Configure NTP on NCNs

The management nodes serve Network Time Protocol (NTP) at stratum 10, except for ncn-m001, which serves at stratum 8 (or lower if an upstream NTP server is set). All management nodes peer with each other.

Until an upstream NTP server is configured, the time on the NCNs may not match the current time at the site, but they will stay in sync with each other.

Topics

Fix BSS metadata

If nodes are missing metadata for NTP, then the data must be generated using csi and the system’s system_config.yaml file.

The csi tool is not available on ncn-m001 after the CSM install is completed. However, if the install recovery data is still available on ncn-m001 or ncn-m003, then the csi tool can be retrieved from the saved PIT ISO file.

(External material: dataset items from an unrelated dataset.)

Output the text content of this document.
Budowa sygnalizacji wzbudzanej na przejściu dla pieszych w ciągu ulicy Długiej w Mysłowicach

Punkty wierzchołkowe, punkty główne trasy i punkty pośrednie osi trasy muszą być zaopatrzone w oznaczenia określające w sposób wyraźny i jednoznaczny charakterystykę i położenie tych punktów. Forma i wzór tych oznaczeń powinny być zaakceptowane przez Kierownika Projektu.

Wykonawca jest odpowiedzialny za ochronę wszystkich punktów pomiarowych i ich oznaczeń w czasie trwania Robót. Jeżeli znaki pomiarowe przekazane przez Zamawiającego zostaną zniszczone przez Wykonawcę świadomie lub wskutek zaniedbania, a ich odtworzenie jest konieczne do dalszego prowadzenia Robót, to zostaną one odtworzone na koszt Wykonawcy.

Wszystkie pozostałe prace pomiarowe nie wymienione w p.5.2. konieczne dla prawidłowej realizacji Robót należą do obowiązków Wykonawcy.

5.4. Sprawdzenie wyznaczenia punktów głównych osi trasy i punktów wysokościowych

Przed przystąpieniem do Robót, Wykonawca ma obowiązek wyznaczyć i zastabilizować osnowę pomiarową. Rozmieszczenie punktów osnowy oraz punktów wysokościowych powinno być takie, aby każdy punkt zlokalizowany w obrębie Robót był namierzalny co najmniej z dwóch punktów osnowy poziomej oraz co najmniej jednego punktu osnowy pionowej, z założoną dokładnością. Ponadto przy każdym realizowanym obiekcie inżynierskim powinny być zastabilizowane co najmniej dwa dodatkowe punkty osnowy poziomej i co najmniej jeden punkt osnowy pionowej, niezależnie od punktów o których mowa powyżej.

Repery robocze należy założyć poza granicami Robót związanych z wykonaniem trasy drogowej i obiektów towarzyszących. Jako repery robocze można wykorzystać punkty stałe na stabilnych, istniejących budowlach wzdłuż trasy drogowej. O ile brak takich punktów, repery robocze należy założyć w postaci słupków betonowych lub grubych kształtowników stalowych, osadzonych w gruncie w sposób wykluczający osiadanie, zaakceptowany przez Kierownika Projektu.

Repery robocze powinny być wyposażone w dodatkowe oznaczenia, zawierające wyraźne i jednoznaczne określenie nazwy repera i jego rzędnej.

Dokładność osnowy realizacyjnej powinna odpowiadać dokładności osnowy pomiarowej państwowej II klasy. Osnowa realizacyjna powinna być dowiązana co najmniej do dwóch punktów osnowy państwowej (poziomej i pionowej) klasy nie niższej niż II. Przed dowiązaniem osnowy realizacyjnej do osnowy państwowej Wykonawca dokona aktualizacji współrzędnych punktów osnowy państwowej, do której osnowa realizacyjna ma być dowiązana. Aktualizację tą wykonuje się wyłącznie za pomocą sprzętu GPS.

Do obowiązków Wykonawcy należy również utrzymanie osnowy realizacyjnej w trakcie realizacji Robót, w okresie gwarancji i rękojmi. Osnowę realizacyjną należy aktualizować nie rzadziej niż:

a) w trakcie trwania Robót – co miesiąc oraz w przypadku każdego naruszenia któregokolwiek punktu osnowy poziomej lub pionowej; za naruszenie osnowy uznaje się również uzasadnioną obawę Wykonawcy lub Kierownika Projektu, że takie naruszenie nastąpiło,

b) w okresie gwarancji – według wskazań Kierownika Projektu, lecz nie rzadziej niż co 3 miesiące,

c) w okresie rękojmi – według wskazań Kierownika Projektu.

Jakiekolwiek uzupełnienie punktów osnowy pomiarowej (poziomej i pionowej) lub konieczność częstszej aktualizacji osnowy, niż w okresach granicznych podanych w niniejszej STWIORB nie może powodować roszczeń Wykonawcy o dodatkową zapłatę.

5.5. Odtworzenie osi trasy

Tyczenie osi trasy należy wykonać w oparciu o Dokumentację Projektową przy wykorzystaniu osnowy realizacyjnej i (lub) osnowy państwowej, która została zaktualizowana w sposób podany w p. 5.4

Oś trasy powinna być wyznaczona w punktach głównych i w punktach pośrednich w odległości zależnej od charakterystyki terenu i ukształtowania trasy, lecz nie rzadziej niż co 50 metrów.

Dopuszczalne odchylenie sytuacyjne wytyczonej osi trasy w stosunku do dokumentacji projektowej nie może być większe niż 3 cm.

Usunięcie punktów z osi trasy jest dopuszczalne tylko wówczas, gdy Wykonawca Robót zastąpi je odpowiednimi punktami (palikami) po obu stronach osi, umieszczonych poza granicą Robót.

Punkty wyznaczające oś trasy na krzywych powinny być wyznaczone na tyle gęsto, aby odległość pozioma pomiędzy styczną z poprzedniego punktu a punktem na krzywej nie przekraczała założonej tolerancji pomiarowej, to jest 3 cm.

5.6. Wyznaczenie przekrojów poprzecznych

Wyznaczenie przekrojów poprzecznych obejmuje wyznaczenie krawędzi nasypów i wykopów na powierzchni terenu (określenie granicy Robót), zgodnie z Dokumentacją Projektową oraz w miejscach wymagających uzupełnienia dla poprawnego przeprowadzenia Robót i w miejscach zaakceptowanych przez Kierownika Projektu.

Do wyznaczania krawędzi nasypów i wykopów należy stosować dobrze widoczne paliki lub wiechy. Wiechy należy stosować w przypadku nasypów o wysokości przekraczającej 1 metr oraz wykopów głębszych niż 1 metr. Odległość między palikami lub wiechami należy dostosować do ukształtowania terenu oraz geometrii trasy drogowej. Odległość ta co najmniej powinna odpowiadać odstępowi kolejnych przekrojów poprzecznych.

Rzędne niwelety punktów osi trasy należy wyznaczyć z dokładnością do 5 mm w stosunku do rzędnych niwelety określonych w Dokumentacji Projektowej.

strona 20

To do this, see the step used to obtain access to CSI in the Enable NCN Disk Wiping Safeguard procedure.

If the seed data from system_config.yaml is not available, then open a support ticket to help generate the NTP data.

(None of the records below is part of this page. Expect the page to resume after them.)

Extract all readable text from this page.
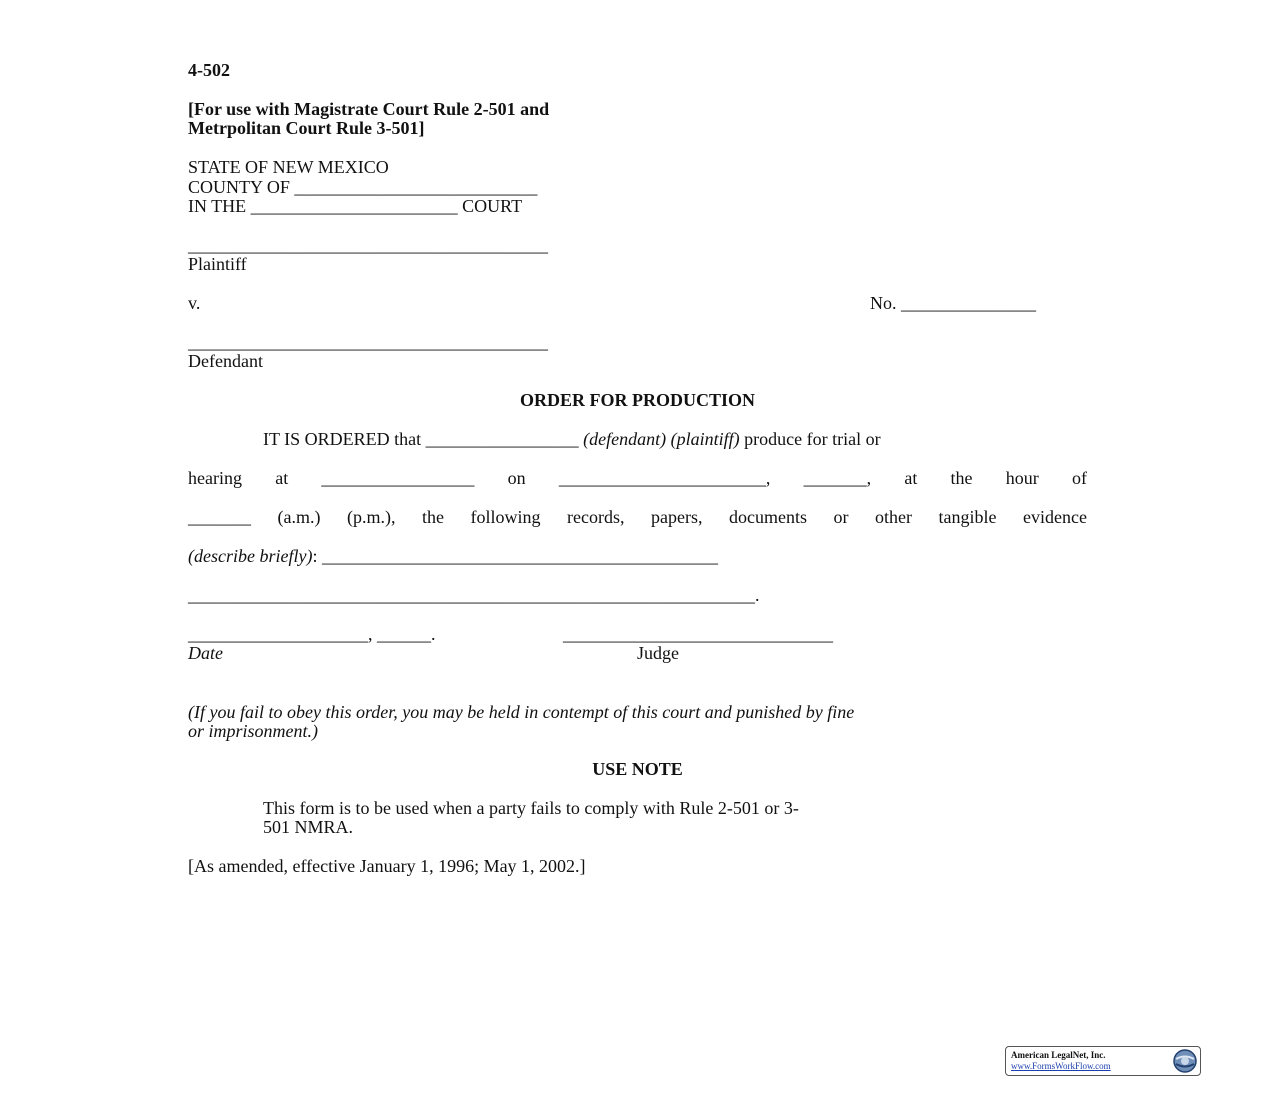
4-502
[For use with Magistrate Court Rule 2-501 and
Metrpolitan Court Rule 3-501]
STATE OF NEW MEXICO
COUNTY OF ___________________________
IN THE _______________________ COURT
________________________________________
Plaintiff
v.	No. _______________
________________________________________
Defendant
ORDER FOR PRODUCTION
IT IS ORDERED that _________________ (defendant) (plaintiff) produce for trial or
hearing at _________________ on _______________________, _______, at the hour of
_______ (a.m.) (p.m.), the following records, papers, documents or other tangible evidence
(describe briefly): ____________________________________________
_______________________________________________________________.
____________________, ______.	______________________________
Date	Judge
(If you fail to obey this order, you may be held in contempt of this court and punished by fine
or imprisonment.)
USE NOTE
This form is to be used when a party fails to comply with Rule 2-501 or 3-
501 NMRA.
[As amended, effective January 1, 1996; May 1, 2002.]
American LegalNet, Inc.
www.FormsWorkFlow.com
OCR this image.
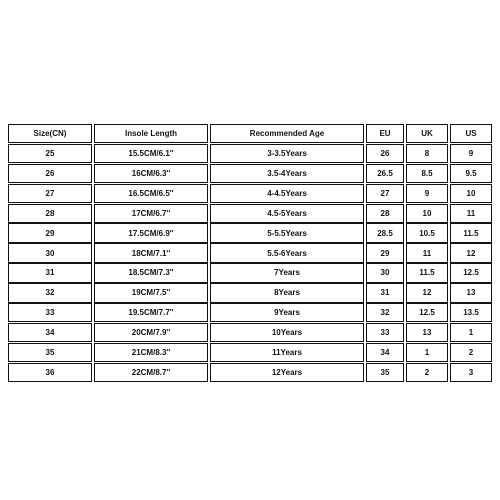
Size(CN)	Insole Length	Recommended Age	EU	UK	US
25	15.5CM/6.1''	3-3.5Years	26	8	9
26	16CM/6.3''	3.5-4Years	26.5	8.5	9.5
27	16.5CM/6.5''	4-4.5Years	27	9	10
28	17CM/6.7''	4.5-5Years	28	10	11
29	17.5CM/6.9''	5-5.5Years	28.5	10.5	11.5
30	18CM/7.1''	5.5-6Years	29	11	12
31	18.5CM/7.3''	7Years	30	11.5	12.5
32	19CM/7.5''	8Years	31	12	13
33	19.5CM/7.7''	9Years	32	12.5	13.5
34	20CM/7.9''	10Years	33	13	1
35	21CM/8.3''	11Years	34	1	2
36	22CM/8.7''	12Years	35	2	3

The following steps are structured to be executed on one node at a time. However, step #3 will generate all relevant files for each node. If multiple nodes are missing NTP data in BSS, then apply this fix to each node.

  1. Update system_config.yaml to have the correct NTP settings:

    ntp-servers:
      - ncn-m001
      - example.upstream.ntp.server
    ntp-timezone: UTC
    
  2. Generate new configurations:

    csi config init
    
  3. Change directory to the newly created system/basecamp directory and execute the upgrade_ntp_timezone_metadata.sh script.

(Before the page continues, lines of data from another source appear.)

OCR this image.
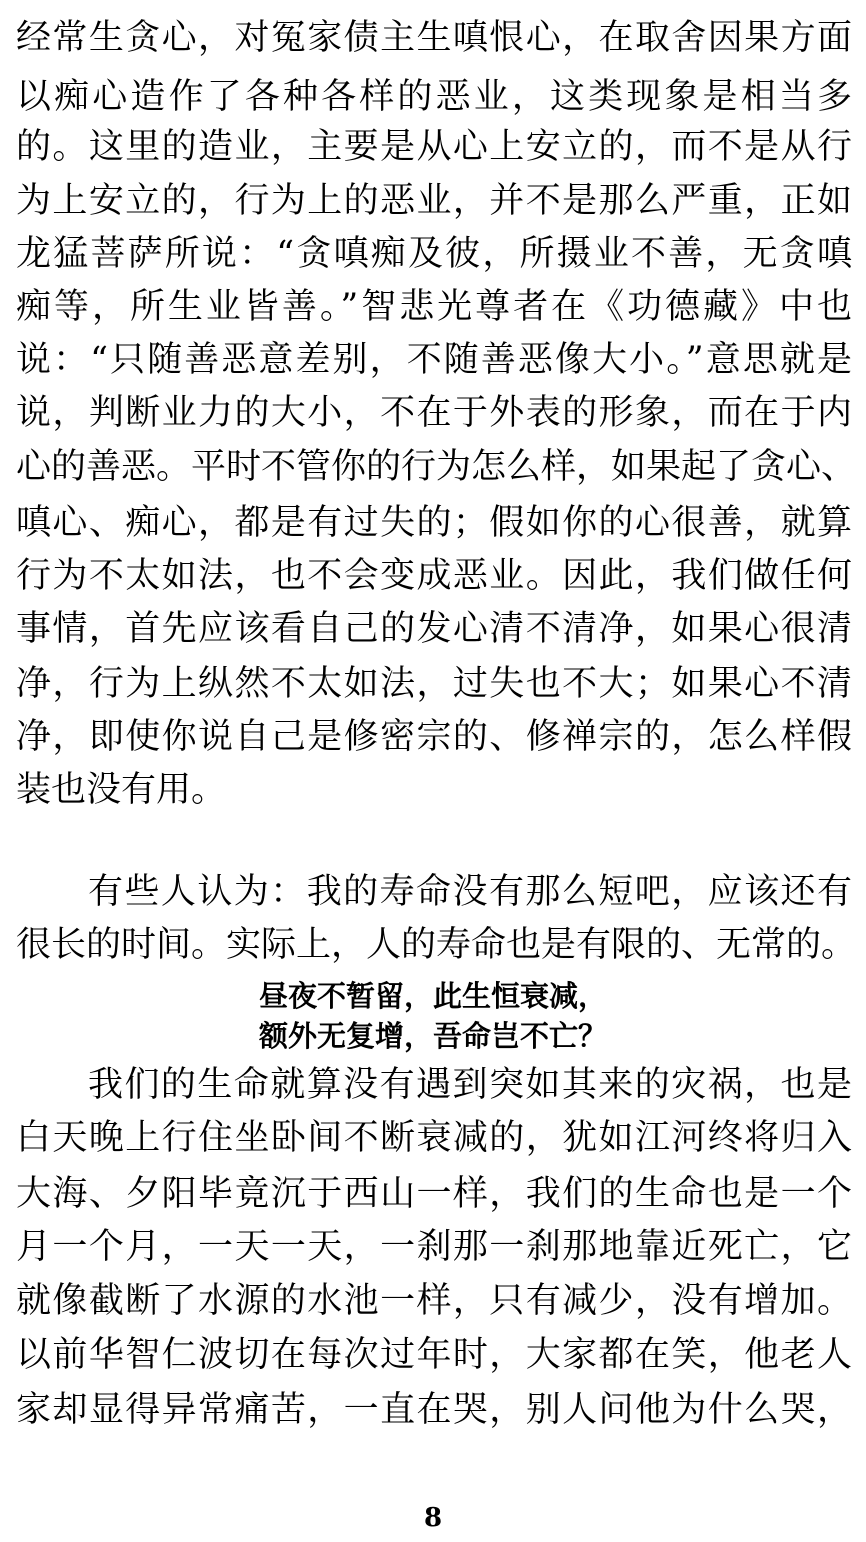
经常生贪心，对冤家债主生嗔恨心，在取舍因果方面
以痴心造作了各种各样的恶业，这类现象是相当多
的。这里的造业，主要是从心上安立的，而不是从行
为上安立的，行为上的恶业，并不是那么严重，正如
龙猛菩萨所说：“贪嗔痴及彼，所摄业不善，无贪嗔
痴等，所生业皆善。”智悲光尊者在《功德藏》中也
说：“只随善恶意差别，不随善恶像大小。”意思就是
说，判断业力的大小，不在于外表的形象，而在于内
心的善恶。平时不管你的行为怎么样，如果起了贪心、
嗔心、痴心，都是有过失的；假如你的心很善，就算
行为不太如法，也不会变成恶业。因此，我们做任何
事情，首先应该看自己的发心清不清净，如果心很清
净，行为上纵然不太如法，过失也不大；如果心不清
净，即使你说自己是修密宗的、修禅宗的，怎么样假
装也没有用。
有些人认为：我的寿命没有那么短吧，应该还有
很长的时间。实际上，人的寿命也是有限的、无常的。
昼夜不暂留，此生恒衰减，
额外无复增，吾命岂不亡？
我们的生命就算没有遇到突如其来的灾祸，也是
白天晚上行住坐卧间不断衰减的，犹如江河终将归入
大海、夕阳毕竟沉于西山一样，我们的生命也是一个
月一个月，一天一天，一刹那一刹那地靠近死亡，它
就像截断了水源的水池一样，只有减少，没有增加。
以前华智仁波切在每次过年时，大家都在笑，他老人
家却显得异常痛苦，一直在哭，别人问他为什么哭，
8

    cd system/basecamp && /usr/share/doc/csm/upgrade/scripts/upgrade_ntp_timezone_metadata.sh
    
  4. Find the relevant file for the node with missing metadata (such as upgrade-metadata-000000000000.json) based on the MAC address of the node.

  5. Find the component name (xname) for the node that needs to be fixed:

    Run this command on the node that needs to be fixed in order to determine its xname.

    cat /etc/cray/xname
    
  6. From ncn-m001, update BSS:

    csi handoff bss-update-cloud-init --user-data="upgrade-metadata-000000000000.json" --limit=<xname>`
    
  7. Continue with the upgrade.

  8. Set a token as described in Identify Nodes and Update Metadata

  9. When the upgrade is completed, run this script on ncn-m001 in order to ensure the time is set correctly on all NCNs:

    for i in $(grep -oP 'ncn-\w\d+' /etc/hosts | sort -u); do 
                  ssh $i "TOKEN=$TOKEN /srv/cray/scripts/common/chrony/csm_ntp.py"; done
    

Fix broken configuration

Clock sync is performed in increments instead of all at once, so it may take some time for the clocks to sync. Before executing any commands, give the nodes some time to update. Sync typically happens within a few seconds, but on occasion could up to 30 or more minutes. Periodically running chronyc tracking will show clock statistics and can be used to determine if the clocks are gradually syncing.

On each affected NCN run the following:

  1. Set a token as described in Identify Nodes and Update Metadata.

  2. Export the token.

    export TOKEN
    
  3. Run the script:

/srv/cray/scripts/common/chrony/csm_ntp.py